The soft iron ore price is reducing the value of Australian exports. Picture: Mogens Johansen/The West Australian.
The soft iron ore price is reducing the value of Australian exports. Picture: Mogens Johansen/The West Australian.

The country is facing a $14 billion pay cut with new forecasts of a sharp fall in expected exports of key minerals and energy.

The Bureau of Resources and Energy Economics, in its June quarter update, said today it expects total exports to reach $196 billion in 2013-14. For the coming year it believes exports will hit a record $201 billion.

But the forecasts are down on the bureau’s March predictions.

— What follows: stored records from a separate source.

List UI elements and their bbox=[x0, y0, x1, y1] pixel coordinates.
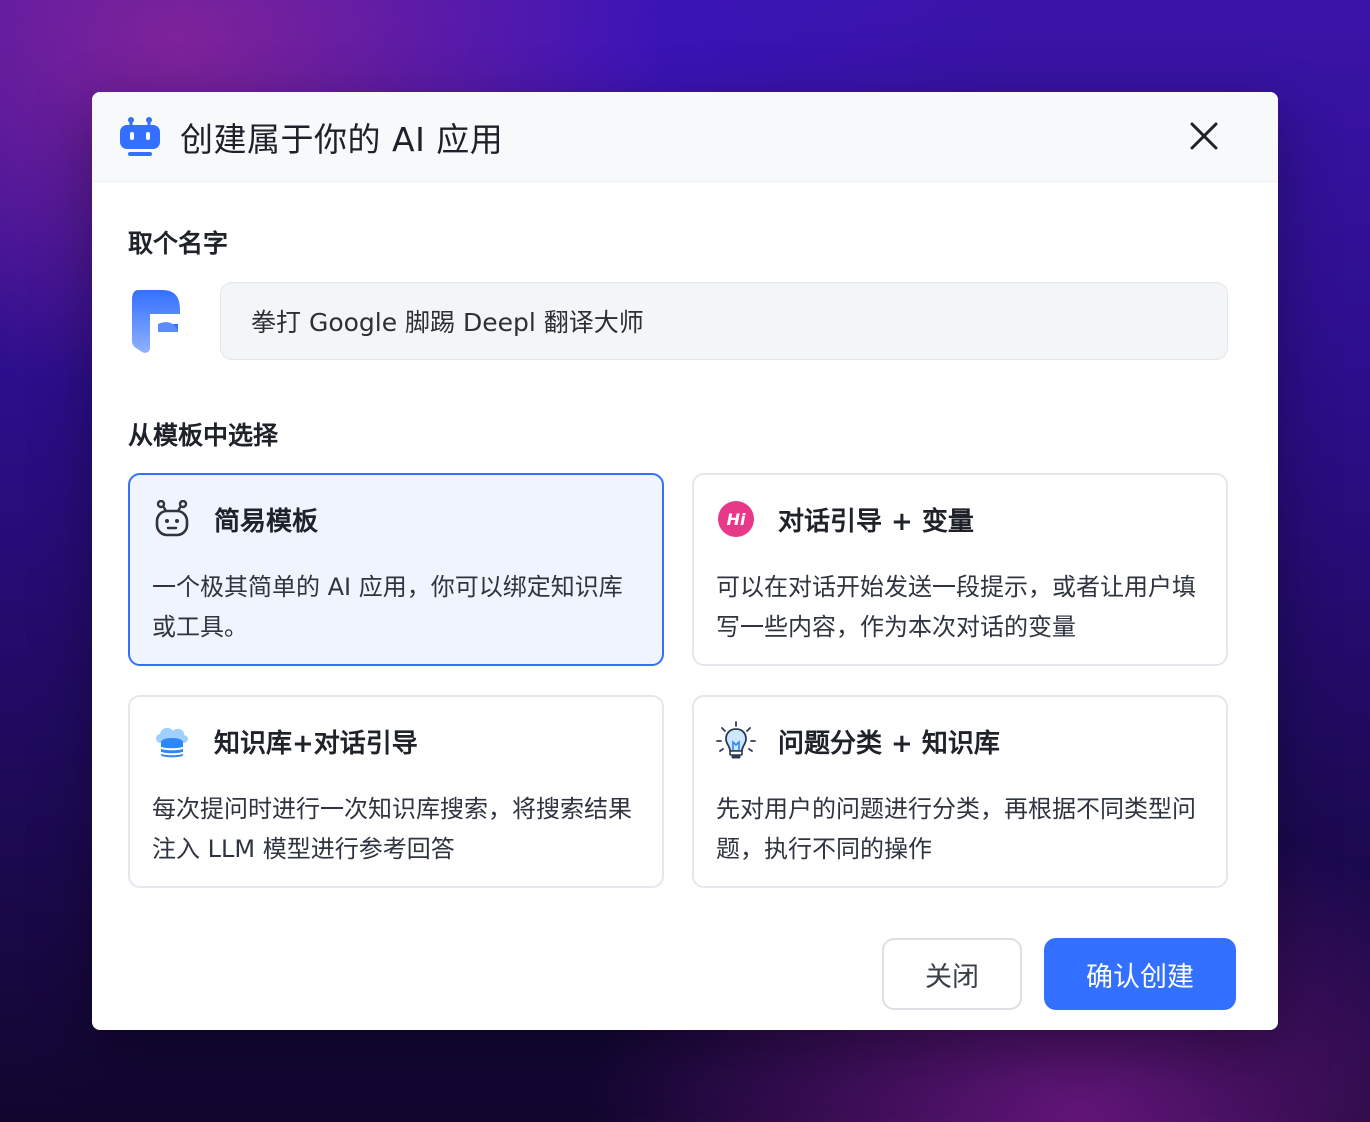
database-cloud-icon bbox=[152, 721, 192, 761]
app-logo[interactable] bbox=[132, 290, 184, 354]
template-title: 知识库+对话引导 bbox=[214, 728, 418, 759]
template-description: 一个极其简单的 AI 应用，你可以绑定知识库或工具。 bbox=[152, 573, 623, 641]
dialog-header: 创建属于你的 AI 应用 bbox=[92, 92, 1278, 182]
close-icon[interactable] bbox=[1182, 114, 1226, 158]
name-section-label: 取个名字 bbox=[128, 229, 229, 258]
template-card-knowledge-base[interactable]: 知识库+对话引导 每次提问时进行一次知识库搜索，将搜索结果注入 LLM 模型进行… bbox=[128, 695, 664, 888]
svg-text:Hi: Hi bbox=[727, 510, 746, 529]
template-description: 先对用户的问题进行分类，再根据不同类型问题，执行不同的操作 bbox=[716, 795, 1196, 863]
template-title: 简易模板 bbox=[214, 506, 319, 537]
template-description: 可以在对话开始发送一段提示，或者让用户填写一些内容，作为本次对话的变量 bbox=[716, 573, 1196, 641]
template-title: 对话引导 + 变量 bbox=[778, 506, 974, 537]
hi-badge-icon: Hi bbox=[716, 499, 756, 539]
app-name-input[interactable] bbox=[220, 282, 1228, 360]
template-section-label: 从模板中选择 bbox=[128, 421, 279, 450]
simple-robot-icon bbox=[152, 499, 192, 539]
template-description: 每次提问时进行一次知识库搜索，将搜索结果注入 LLM 模型进行参考回答 bbox=[152, 795, 632, 863]
template-card-simple[interactable]: 简易模板 一个极其简单的 AI 应用，你可以绑定知识库或工具。 bbox=[128, 473, 664, 666]
close-button[interactable]: 关闭 bbox=[882, 938, 1022, 1010]
template-card-question-classify[interactable]: 问题分类 + 知识库 先对用户的问题进行分类，再根据不同类型问题，执行不同的操作 bbox=[692, 695, 1228, 888]
lightbulb-icon bbox=[716, 721, 756, 761]
robot-icon bbox=[120, 116, 160, 156]
confirm-create-button[interactable]: 确认创建 bbox=[1044, 938, 1236, 1010]
template-title: 问题分类 + 知识库 bbox=[778, 728, 1000, 759]
dialog-title: 创建属于你的 AI 应用 bbox=[180, 119, 504, 159]
template-card-dialog-guide[interactable]: Hi 对话引导 + 变量 可以在对话开始发送一段提示，或者让用户填写一些内容，作… bbox=[692, 473, 1228, 666]
create-app-dialog: 创建属于你的 AI 应用 取个名字 从模板中选择 bbox=[92, 92, 1278, 1030]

The latest predictions are $3.1 billion lower for the current financial year and $13.9 billion down on 2014-15.

The decline is being driven largely by a drop in the price of iron ore and lower than expected exports.

The bureau believes iron ore will average $105.20 a tonne this year before dropping down to $96.50 a tonne in 2015. In March it was forecasting prices of $109.90 a tonne and $102.80 a tonne respectively.

The total value of iron ore exports this year is now expected to hit an all-time high of $74.1 billion. In March, the bureau was forecasting exports worth $76.6 billion.

Metallurgical coal prices are also tipped to be lower than had been expected in March.

Exports of iron ore are tipped to be slightly better this year but slightly worse than forecast in 2015.

BREE deputy executive director Wayne Calder said the swing from mining construction to mining production was well under way.

“Australia is continuing to see the transition from the investment phase of the mining boom to the production phase,” he said.

“Throughout 2013-14 the production of key resources and energy commodities has increased, supported by continuing demand growth in key markets.”

Mr Calder said mining and resource firms would continue to face pressures to cut costs.

“Looking forward, price pressures will continue to impact of domestic producers in 2014-15 with falling commodity prices and a persistently strong dollar impacting on export values,” he said.

“This will draw a sharp focus towards managing costs and enhancing productivity in the sector.”